Das Unternehmen wurde 2023 von Wissenschaftlern und Ingenieuren des Max-Planck-Instituts für Plasmaphysik, des MIT und von Google-X gegründet. Bereits im Februar 2025 präsentierte Proxima Fusion ein praxistaugliches Konzept für einen sogenannten Stellarator-Reaktor, der in den 2030er-Jahren Strom aus Kernfusion liefern sollte.

Wie forschung-und-wissen.de berichtet, hat das Start-up nun eine Absichtserklärung mit dem Max-Planck-Institut, dem Freistaat Bayern und dem Energiekonzern RWE unterzeichnet. Der Plan: Zunächst soll in Garching bei München ein Demonstrationsreaktor namens Alpha gebaut werden.

AKW Gundremmingen als Standort

Danach soll auf dem Gelände des ehemaligen Atomkraftwerks Gundremmingen das eigentliche Fusionskraftwerk für den kommerziellen Betrieb entstehen.

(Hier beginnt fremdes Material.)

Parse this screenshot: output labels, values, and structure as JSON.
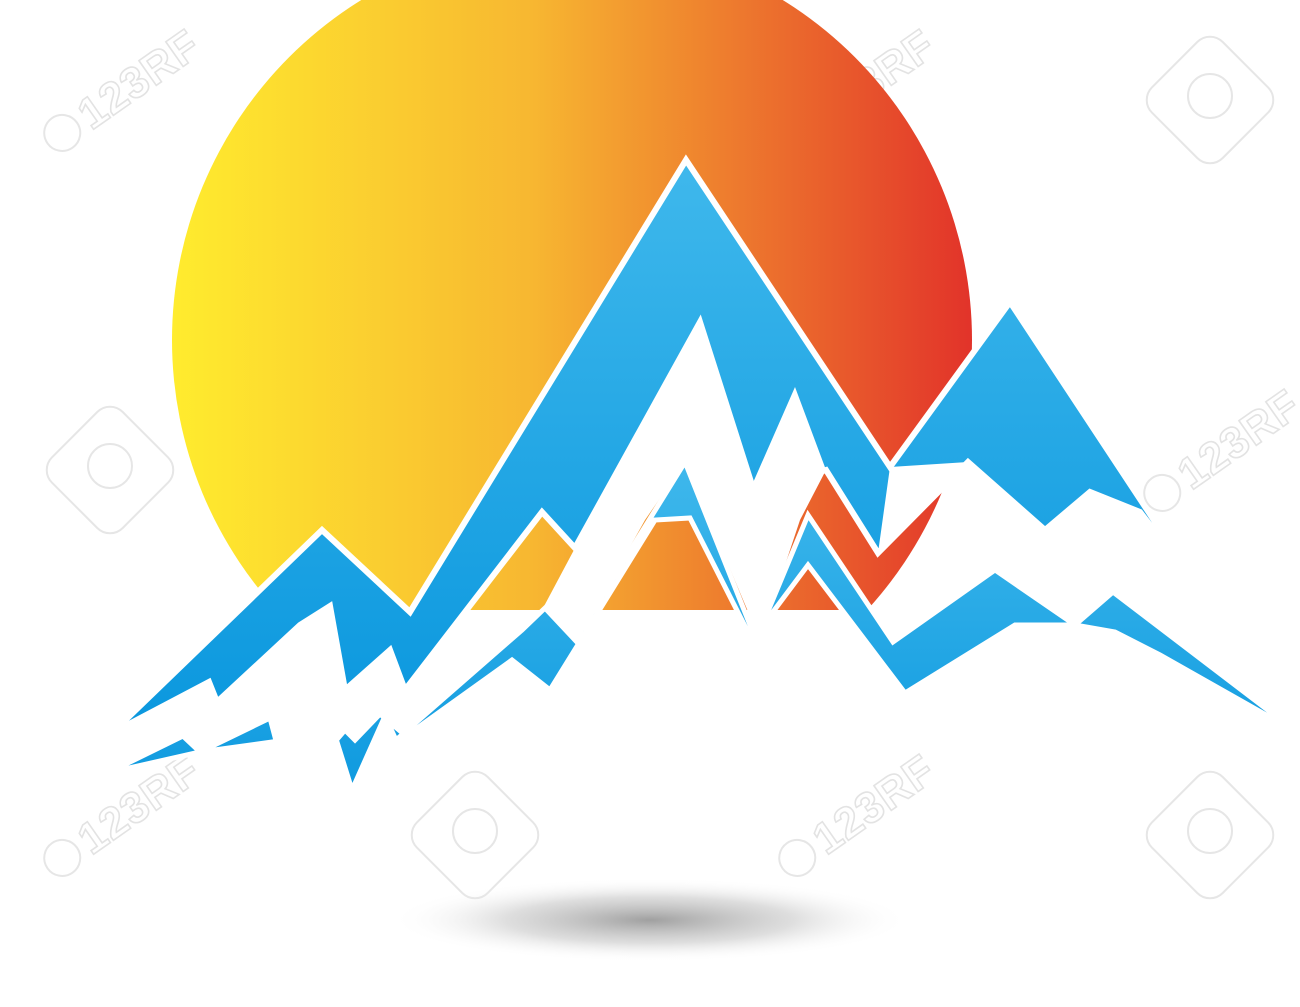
{
  "logo": {
    "sun": {
      "gradient_start": "#FFEC2E",
      "gradient_mid": "#F7B731",
      "gradient_end": "#E2332A"
    },
    "mountains": {
      "fill_top": "#3FB8EC",
      "fill_bottom": "#0A97DE",
      "outline": "#ffffff"
    },
    "shadow_color": "#8f8f8f"
  },
  "watermark": {
    "text": "123RF",
    "color": "#e3e3e3"
  }
}
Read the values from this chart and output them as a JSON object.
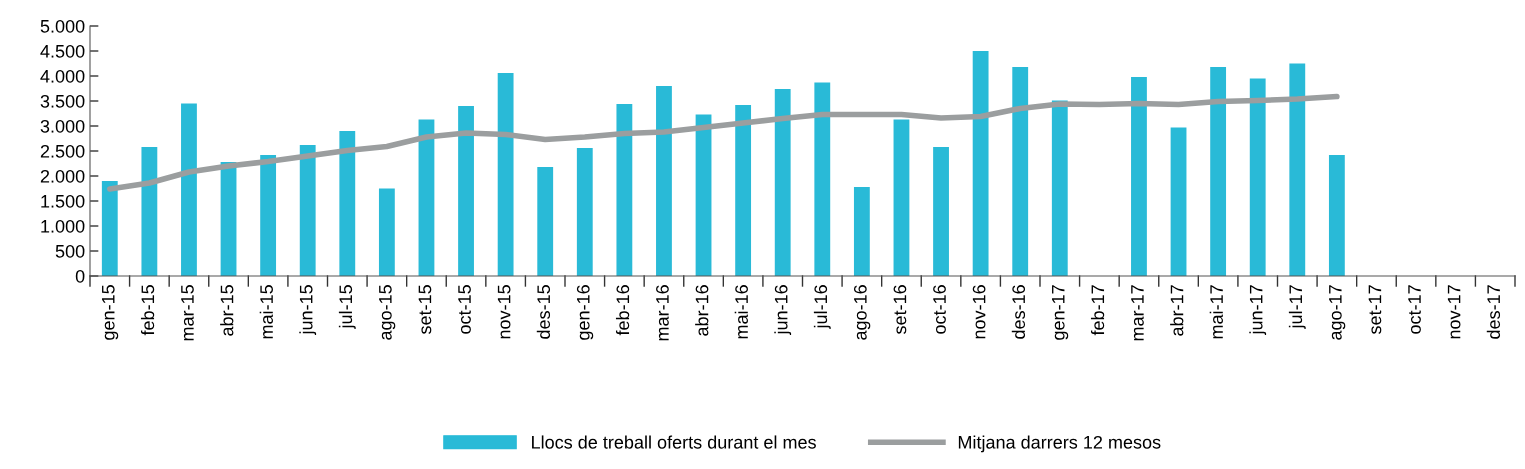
{
  "chart_data": {
    "type": "bar",
    "categories": [
      "gen-15",
      "feb-15",
      "mar-15",
      "abr-15",
      "mai-15",
      "jun-15",
      "jul-15",
      "ago-15",
      "set-15",
      "oct-15",
      "nov-15",
      "des-15",
      "gen-16",
      "feb-16",
      "mar-16",
      "abr-16",
      "mai-16",
      "jun-16",
      "jul-16",
      "ago-16",
      "set-16",
      "oct-16",
      "nov-16",
      "des-16",
      "gen-17",
      "feb-17",
      "mar-17",
      "abr-17",
      "mai-17",
      "jun-17",
      "jul-17",
      "ago-17",
      "set-17",
      "oct-17",
      "nov-17",
      "des-17"
    ],
    "series": [
      {
        "name": "Llocs de treball oferts durant el mes",
        "color": "#29bad7",
        "values": [
          1900,
          2580,
          3450,
          2280,
          2420,
          2620,
          2900,
          1750,
          3130,
          3400,
          4060,
          2180,
          2560,
          3440,
          3800,
          3230,
          3420,
          3740,
          3870,
          1780,
          3130,
          2580,
          4500,
          4180,
          3510,
          null,
          3980,
          2970,
          4180,
          3950,
          4250,
          2420,
          null,
          null,
          null,
          null
        ]
      },
      {
        "name": "Mitjana darrers 12 mesos",
        "type": "line",
        "color": "#9b9e9f",
        "values": [
          1740,
          1860,
          2080,
          2200,
          2290,
          2400,
          2510,
          2590,
          2780,
          2860,
          2830,
          2730,
          2780,
          2850,
          2880,
          2970,
          3060,
          3150,
          3230,
          3230,
          3230,
          3160,
          3190,
          3350,
          3440,
          3430,
          3450,
          3430,
          3490,
          3510,
          3540,
          3590,
          null,
          null,
          null,
          null
        ]
      }
    ],
    "ylim": [
      0,
      5000
    ],
    "yticks": [
      {
        "value": 0,
        "label": "0"
      },
      {
        "value": 500,
        "label": "500"
      },
      {
        "value": 1000,
        "label": "1.000"
      },
      {
        "value": 1500,
        "label": "1.500"
      },
      {
        "value": 2000,
        "label": "2.000"
      },
      {
        "value": 2500,
        "label": "2.500"
      },
      {
        "value": 3000,
        "label": "3.000"
      },
      {
        "value": 3500,
        "label": "3.500"
      },
      {
        "value": 4000,
        "label": "4.000"
      },
      {
        "value": 4500,
        "label": "4.500"
      },
      {
        "value": 5000,
        "label": "5.000"
      }
    ],
    "grid": false,
    "legend": "bottom",
    "marker": "none"
  }
}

Das AKW wurde bereits 2017 abgeschaltet, die Kühltürme sind gesprengt. Der vollständige Rückbau wird aber frühestens Ende 2040 abgeschlossen sein - erst dann kann der Neubau beginnen.

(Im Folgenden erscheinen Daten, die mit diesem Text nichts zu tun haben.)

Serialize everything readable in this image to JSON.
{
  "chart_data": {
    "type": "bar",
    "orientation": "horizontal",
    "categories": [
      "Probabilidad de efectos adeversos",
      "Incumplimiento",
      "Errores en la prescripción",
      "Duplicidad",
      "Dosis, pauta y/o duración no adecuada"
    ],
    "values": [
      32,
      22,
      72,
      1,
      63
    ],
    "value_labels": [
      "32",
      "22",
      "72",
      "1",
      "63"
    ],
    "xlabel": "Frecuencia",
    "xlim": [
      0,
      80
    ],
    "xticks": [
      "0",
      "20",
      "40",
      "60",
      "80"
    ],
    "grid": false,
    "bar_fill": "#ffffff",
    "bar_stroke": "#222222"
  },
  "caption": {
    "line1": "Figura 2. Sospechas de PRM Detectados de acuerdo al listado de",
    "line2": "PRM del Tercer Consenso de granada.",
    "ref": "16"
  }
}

Die Kosten sind gewaltig: Allein der Forschungsreaktor schlägt mit rund zwei Milliarden Euro zu Buche. Bayern will 400 Millionen Euro beisteuern, Investoren sollen ein Fünftel der erwarteten Gesamtkosten tragen. Wie hoch die Endrechnung für das gesamte Projekt ausfällt, ist noch unklar.

Viele Fragen noch offen

Ob das Konzept von Proxima Fusion tatsächlich zu einem funktionierenden Kraftwerk führt, ist derzeit noch nicht absehbar. Viele Experten halten einen breiten Einsatz von Fusionskraftwerken erst in den 2040er-Jahren oder noch später für realistisch. Auch die deutsche Bundesregierung setzt mit einem milliardenschweren Aktionsplan auf die Technologie.

Fusionsenergie gilt als eine Art heiliger Gral der Stromerzeugung: Sie verspricht nahezu unerschöpfliche, saubere Energie ohne langlebigen Atommüll. Bis dahin ist es aber noch ein weiter Weg - auch für Proxima Fusion.